The things we bench need not be simple low level bits.  Adding
numbers, method lookups, etc... but may also cover things like whole
modules.  Even comparisons.  "Net::FTP downloads slower than
/bin/ftp".  Things of that nature.

Another useful bench would be to compare the various perl operations
to their C (and other language) equivalents.  $a.$b vs strcat(a,b);
and such.  This should give us a normalizing process for the
benchmarks.  It should be expected that Perl operations will be slower
than the equivalent C by a certain order of magnitude.  Any departure
from this expected inefficiency should indicate a point where work it
needed.  It will also help to dig out points where its not Perl's
fault, but C's (or the system hardware's) lacking which is causing a
performance problem.

It would also be useful to bench the performance of certain equivalent
Perl operations.  For example C<$str = 'foo';> should be no faster
than the equivalent here-doc which would be about the same as C<$str =
q{foo}> (which is currently the case, if you're wondering).  Such
inequalities will give away deficiencies in the implemenation and
optimizer, and possibly unneccessary duplication of effort in the code.

The resulting set of benchmarks should be distributed with Perl and
run with a simple "make bench" (or similar) producing immediate
results as well as a single, comprehensive report file (also
containing perl -V info).  People will be encouraged to run the
benching suite and mail it back to us for evaluation.
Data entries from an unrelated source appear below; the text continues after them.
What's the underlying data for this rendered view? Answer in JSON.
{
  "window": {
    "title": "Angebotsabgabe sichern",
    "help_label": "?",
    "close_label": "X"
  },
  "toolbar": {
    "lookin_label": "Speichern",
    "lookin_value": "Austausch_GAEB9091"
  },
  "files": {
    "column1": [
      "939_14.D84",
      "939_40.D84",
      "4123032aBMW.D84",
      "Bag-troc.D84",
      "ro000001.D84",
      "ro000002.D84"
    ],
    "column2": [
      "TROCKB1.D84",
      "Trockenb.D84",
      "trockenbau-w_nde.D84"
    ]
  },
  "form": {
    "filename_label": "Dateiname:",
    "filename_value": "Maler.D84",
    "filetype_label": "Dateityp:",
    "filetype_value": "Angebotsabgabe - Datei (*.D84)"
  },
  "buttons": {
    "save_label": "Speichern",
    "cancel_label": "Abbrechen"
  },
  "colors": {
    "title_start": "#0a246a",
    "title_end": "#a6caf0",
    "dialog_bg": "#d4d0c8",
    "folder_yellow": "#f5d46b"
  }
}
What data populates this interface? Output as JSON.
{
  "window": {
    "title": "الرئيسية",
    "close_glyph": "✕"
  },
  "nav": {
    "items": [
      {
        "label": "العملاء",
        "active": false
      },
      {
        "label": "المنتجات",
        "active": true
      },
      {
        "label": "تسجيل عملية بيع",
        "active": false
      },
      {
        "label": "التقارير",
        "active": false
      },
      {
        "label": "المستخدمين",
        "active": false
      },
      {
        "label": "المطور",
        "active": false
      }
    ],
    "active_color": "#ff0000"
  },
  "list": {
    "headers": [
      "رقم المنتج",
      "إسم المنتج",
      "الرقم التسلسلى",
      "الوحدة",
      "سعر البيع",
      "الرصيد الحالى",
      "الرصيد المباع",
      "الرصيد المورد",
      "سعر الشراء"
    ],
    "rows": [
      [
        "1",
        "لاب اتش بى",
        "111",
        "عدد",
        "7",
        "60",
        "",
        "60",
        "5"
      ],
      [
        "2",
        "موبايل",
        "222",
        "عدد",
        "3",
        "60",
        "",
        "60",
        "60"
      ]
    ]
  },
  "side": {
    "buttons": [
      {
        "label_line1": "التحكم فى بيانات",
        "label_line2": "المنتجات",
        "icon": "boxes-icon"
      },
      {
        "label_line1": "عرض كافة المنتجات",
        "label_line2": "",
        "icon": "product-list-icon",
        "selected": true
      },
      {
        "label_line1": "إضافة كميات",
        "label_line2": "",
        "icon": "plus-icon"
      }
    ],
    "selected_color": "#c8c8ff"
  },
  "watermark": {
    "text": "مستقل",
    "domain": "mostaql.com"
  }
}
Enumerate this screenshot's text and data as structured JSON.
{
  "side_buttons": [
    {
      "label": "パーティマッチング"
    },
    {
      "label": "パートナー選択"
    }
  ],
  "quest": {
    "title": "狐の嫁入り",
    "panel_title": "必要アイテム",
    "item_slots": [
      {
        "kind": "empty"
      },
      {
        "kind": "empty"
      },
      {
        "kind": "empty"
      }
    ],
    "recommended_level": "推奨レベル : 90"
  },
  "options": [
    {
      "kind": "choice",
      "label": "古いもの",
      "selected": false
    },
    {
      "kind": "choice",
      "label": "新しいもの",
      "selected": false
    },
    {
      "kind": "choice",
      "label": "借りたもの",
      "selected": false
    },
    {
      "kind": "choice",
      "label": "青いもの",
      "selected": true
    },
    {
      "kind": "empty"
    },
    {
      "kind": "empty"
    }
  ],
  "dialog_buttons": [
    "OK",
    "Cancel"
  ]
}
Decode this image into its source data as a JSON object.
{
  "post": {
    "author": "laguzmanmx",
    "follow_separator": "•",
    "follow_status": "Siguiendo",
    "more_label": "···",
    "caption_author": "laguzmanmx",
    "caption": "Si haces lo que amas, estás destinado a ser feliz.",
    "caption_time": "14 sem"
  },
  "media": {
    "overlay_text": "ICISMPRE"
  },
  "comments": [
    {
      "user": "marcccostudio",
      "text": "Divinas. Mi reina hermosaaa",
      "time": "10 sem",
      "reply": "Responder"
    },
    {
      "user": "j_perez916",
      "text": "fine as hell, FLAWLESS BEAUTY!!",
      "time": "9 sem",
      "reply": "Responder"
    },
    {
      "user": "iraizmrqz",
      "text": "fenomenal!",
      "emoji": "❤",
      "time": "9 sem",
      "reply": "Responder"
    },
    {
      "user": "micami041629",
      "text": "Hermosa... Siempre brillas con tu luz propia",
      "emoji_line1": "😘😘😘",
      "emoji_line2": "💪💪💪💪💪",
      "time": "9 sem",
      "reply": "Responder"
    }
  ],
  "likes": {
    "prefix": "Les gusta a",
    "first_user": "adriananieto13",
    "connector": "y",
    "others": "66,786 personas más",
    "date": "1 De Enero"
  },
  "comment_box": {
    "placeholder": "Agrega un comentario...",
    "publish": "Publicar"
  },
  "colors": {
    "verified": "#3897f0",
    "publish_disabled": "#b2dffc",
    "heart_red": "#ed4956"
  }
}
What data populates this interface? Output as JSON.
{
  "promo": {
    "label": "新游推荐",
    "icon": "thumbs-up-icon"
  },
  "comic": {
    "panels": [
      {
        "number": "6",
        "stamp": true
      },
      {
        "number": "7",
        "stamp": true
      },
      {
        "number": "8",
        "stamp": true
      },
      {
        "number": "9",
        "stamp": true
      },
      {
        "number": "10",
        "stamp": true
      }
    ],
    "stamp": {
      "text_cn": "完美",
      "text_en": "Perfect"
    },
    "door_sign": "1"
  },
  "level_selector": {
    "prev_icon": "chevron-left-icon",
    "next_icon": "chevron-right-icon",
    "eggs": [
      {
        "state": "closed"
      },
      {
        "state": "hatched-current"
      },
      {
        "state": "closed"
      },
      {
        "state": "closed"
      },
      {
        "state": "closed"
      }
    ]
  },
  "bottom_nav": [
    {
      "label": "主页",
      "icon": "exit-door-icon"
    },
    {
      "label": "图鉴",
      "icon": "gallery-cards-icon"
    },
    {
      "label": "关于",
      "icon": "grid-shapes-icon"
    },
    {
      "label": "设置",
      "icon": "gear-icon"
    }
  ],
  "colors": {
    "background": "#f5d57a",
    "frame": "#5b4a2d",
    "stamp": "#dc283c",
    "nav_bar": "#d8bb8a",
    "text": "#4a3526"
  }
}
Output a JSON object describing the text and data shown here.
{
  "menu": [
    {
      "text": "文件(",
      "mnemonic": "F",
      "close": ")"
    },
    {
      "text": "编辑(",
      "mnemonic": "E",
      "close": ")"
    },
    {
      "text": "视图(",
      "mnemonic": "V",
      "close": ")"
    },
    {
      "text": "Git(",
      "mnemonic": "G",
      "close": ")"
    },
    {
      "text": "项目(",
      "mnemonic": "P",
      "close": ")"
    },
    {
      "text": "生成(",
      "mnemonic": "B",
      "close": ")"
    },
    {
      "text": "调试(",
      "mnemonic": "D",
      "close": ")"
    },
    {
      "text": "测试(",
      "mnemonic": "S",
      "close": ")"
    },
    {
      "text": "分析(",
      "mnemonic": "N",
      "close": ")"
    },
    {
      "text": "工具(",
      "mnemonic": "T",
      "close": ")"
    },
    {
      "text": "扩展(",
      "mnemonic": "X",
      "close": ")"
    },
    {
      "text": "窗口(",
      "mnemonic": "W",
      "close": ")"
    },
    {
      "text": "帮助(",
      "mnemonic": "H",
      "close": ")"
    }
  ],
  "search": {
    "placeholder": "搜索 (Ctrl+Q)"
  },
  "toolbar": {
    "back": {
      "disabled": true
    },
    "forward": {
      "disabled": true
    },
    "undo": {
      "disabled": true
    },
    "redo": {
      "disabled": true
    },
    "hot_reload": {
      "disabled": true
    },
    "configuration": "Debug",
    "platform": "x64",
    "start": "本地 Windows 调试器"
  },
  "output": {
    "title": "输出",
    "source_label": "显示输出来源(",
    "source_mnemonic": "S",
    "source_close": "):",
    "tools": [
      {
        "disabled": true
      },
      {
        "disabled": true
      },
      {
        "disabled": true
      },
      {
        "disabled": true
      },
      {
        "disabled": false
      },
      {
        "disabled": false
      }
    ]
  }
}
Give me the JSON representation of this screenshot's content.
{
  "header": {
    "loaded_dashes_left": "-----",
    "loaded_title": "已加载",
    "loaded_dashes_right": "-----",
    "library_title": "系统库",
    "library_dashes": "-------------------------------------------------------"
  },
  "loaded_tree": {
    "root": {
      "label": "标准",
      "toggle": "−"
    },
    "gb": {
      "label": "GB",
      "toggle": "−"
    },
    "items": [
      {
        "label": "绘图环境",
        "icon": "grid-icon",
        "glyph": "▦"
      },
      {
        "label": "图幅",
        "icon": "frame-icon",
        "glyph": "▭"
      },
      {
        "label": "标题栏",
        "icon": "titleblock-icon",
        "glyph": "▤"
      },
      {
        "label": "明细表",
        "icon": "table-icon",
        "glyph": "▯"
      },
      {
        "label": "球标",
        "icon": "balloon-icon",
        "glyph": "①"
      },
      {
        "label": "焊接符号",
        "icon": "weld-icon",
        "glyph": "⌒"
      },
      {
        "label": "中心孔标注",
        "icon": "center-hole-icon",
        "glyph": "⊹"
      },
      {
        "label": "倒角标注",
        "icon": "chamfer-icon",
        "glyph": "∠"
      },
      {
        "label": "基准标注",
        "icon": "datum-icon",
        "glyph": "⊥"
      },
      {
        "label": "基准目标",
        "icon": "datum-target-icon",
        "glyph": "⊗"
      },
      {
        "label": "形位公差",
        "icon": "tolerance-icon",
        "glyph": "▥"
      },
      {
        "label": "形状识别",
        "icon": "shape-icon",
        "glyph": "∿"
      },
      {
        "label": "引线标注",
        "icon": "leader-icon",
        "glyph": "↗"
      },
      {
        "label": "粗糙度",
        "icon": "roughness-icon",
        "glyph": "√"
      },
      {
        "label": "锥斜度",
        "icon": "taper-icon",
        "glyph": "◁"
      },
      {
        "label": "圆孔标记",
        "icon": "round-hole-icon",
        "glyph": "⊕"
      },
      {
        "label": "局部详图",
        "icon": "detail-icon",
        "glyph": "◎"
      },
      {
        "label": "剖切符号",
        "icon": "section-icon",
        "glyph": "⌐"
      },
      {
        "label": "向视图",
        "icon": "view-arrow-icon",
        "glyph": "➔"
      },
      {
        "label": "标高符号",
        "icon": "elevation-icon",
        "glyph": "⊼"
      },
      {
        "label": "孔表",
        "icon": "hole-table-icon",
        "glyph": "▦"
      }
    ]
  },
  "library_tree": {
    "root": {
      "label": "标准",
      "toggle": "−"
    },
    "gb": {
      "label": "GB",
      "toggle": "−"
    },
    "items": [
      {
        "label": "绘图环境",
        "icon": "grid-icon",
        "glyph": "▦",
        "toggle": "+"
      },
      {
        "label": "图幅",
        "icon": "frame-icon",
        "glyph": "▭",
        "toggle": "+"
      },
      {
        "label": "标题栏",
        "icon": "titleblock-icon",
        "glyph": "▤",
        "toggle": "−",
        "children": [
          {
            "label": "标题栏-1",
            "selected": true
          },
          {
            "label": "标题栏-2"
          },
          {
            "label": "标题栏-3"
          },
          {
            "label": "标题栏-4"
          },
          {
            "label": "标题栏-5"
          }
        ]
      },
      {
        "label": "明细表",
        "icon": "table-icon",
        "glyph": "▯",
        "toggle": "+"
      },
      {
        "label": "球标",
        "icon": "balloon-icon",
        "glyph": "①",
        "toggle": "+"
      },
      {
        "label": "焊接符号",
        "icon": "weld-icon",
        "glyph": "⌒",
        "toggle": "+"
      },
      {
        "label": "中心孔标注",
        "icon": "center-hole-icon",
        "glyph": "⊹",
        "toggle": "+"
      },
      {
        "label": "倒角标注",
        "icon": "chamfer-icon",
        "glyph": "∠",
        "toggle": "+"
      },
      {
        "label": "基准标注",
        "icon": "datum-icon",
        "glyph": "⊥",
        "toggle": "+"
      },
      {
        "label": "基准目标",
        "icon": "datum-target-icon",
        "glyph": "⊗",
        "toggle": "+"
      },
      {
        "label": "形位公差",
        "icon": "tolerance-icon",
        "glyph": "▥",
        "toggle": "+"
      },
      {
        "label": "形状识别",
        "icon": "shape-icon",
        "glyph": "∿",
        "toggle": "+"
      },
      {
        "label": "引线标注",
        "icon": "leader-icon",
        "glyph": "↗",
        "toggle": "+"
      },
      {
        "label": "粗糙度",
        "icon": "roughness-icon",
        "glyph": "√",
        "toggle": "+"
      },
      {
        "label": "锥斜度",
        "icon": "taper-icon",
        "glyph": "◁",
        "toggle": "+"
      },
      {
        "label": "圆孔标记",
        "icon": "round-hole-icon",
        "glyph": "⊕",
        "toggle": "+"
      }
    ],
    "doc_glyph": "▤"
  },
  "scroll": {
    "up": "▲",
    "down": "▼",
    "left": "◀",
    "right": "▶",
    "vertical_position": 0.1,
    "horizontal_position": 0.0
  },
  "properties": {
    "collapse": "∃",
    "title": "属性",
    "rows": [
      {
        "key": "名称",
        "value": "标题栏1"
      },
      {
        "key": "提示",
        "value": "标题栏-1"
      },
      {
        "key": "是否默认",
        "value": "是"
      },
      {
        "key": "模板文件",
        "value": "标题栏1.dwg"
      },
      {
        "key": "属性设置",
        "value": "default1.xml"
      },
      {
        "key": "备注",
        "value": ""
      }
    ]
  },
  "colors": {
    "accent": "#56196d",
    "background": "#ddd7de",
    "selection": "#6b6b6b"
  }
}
As long as I'm rambling, if we're going to embed tests in the code,
there's no reason we couldn't also embed benchmarks.  "=for benching"
or something similar.  Same reasons as why embedded tests are a good
idea.


-- 

Michael G Schwern      http://www.pobox.com/~schwern/      [EMAIL PROTECTED]
Just Another Stupid Consultant                      Perl6 Kwalitee Ashuranse
<GuRuThuG> make a channel called Perl, and infest it with joking and
fun....it doesnt make alot of sense.